A Time-Resolved, Low-Noise Single-Photon Image Sensor Fabricated in Deep-Submicron CMOS Technology
IEEE Journal of Solid-State Circuits, 2000
We report on the design and characterization of a novel time-resolved image sensor fabricated in a 130 nm CMOS process. Each pixel within the 32 32 pixel array contains a low-noise single-photon detector and a high-precision time-to-digital converter (TDC).

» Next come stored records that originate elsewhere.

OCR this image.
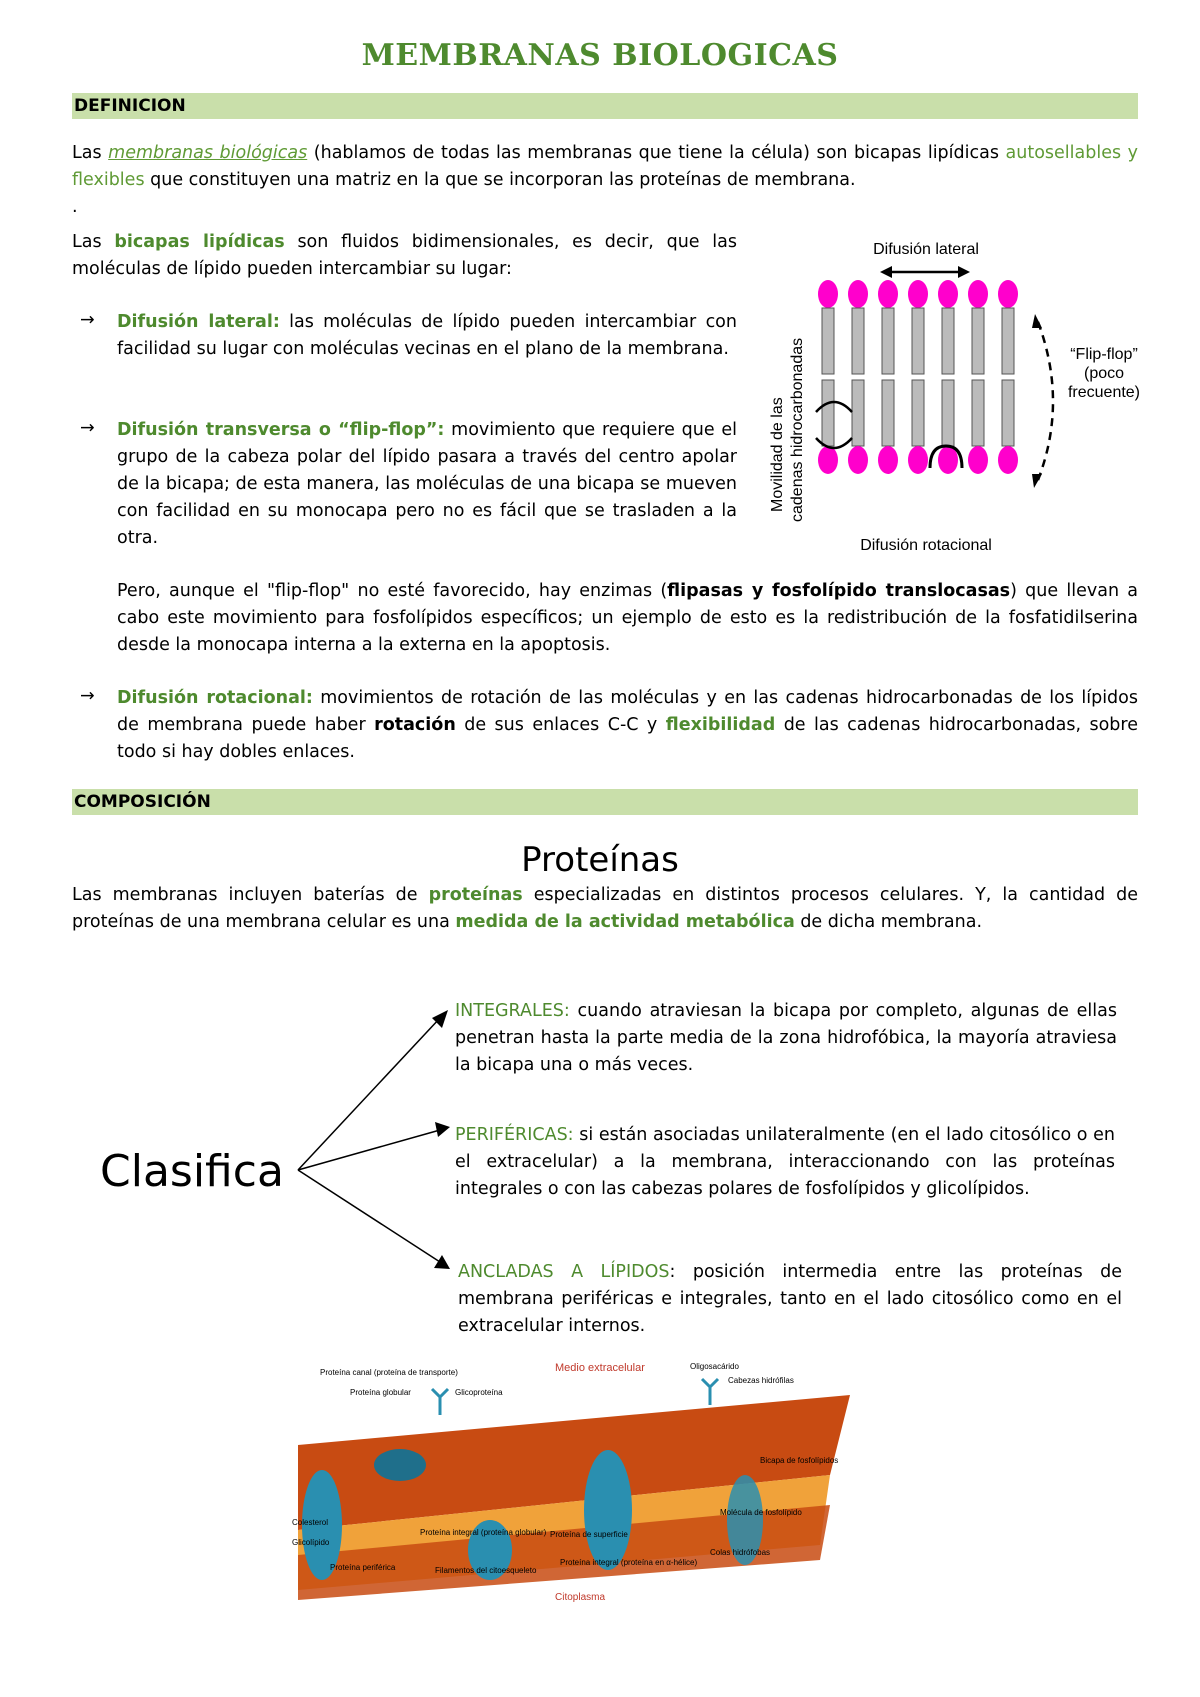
MEMBRANAS BIOLOGICAS
DEFINICION
Las membranas biológicas (hablamos de todas las membranas que tiene la célula) son bicapas lipídicas autosellables y flexibles que constituyen una matriz en la que se incorporan las proteínas de membrana.
.
Las bicapas lipídicas son fluidos bidimensionales, es decir, que las moléculas de lípido pueden intercambiar su lugar:
→ Difusión lateral: las moléculas de lípido pueden intercambiar con facilidad su lugar con moléculas vecinas en el plano de la membrana.
→ Difusión transversa o “flip-flop”: movimiento que requiere que el grupo de la cabeza polar del lípido pasara a través del centro apolar de la bicapa; de esta manera, las moléculas de una bicapa se mueven con facilidad en su monocapa pero no es fácil que se trasladen a la otra.
Pero, aunque el "flip-flop" no esté favorecido, hay enzimas (flipasas y fosfolípido translocasas) que llevan a cabo este movimiento para fosfolípidos específicos; un ejemplo de esto es la redistribución de la fosfatidilserina desde la monocapa interna a la externa en la apoptosis.
→ Difusión rotacional: movimientos de rotación de las moléculas y en las cadenas hidrocarbonadas de los lípidos de membrana puede haber rotación de sus enlaces C-C y flexibilidad de las cadenas hidrocarbonadas, sobre todo si hay dobles enlaces.
Difusión lateral
Movilidad de las cadenas hidrocarbonadas	“Flip-flop”
(poco
frecuente)
Difusión rotacional
COMPOSICIÓN
Proteínas
Las membranas incluyen baterías de proteínas especializadas en distintos procesos celulares. Y, la cantidad de proteínas de una membrana celular es una medida de la actividad metabólica de dicha membrana.
Clasifica
INTEGRALES: cuando atraviesan la bicapa por completo, algunas de ellas penetran hasta la parte media de la zona hidrofóbica, la mayoría atraviesa la bicapa una o más veces.
PERIFÉRICAS: si están asociadas unilateralmente (en el lado citosólico o en el extracelular) a la membrana, interaccionando con las proteínas integrales o con las cabezas polares de fosfolípidos y glicolípidos.
ANCLADAS A LÍPIDOS: posición intermedia entre las proteínas de membrana periféricas e integrales, tanto en el lado citosólico como en el extracelular internos.
Medio extracelular
Proteína canal (proteína de transporte)
Proteína globular	Glicoproteína
Oligosacárido
Cabezas hidrófilas
Bicapa de fosfolípidos
Molécula de fosfolípido
Colas hidrófobas
Colesterol
Glicolípido
Proteína periférica
Proteína integral (proteína globular) Proteína de superficie
Filamentos del citoesqueleto
Proteína integral (proteína en α-hélice)
Citoplasma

The 10-bit TDC exhibits a timing resolution of 119 ps with a timing uniformity across the entire array of less than 2 LSBs. The differential non-linearity (DNL) and integral non-linearity (INL) were measured at ±0.4 and ±1.2 LSBs, respectively. The pixel array was fabricated with a pitch of 50 µm in both directions and with a total TDC area of less than 2000 µm². The target application for this sensor is time-resolved imaging, in particular fluorescence lifetime imaging microscopy and 3D imaging. The characterization shows the suitability of the proposed sensor technology for these applications.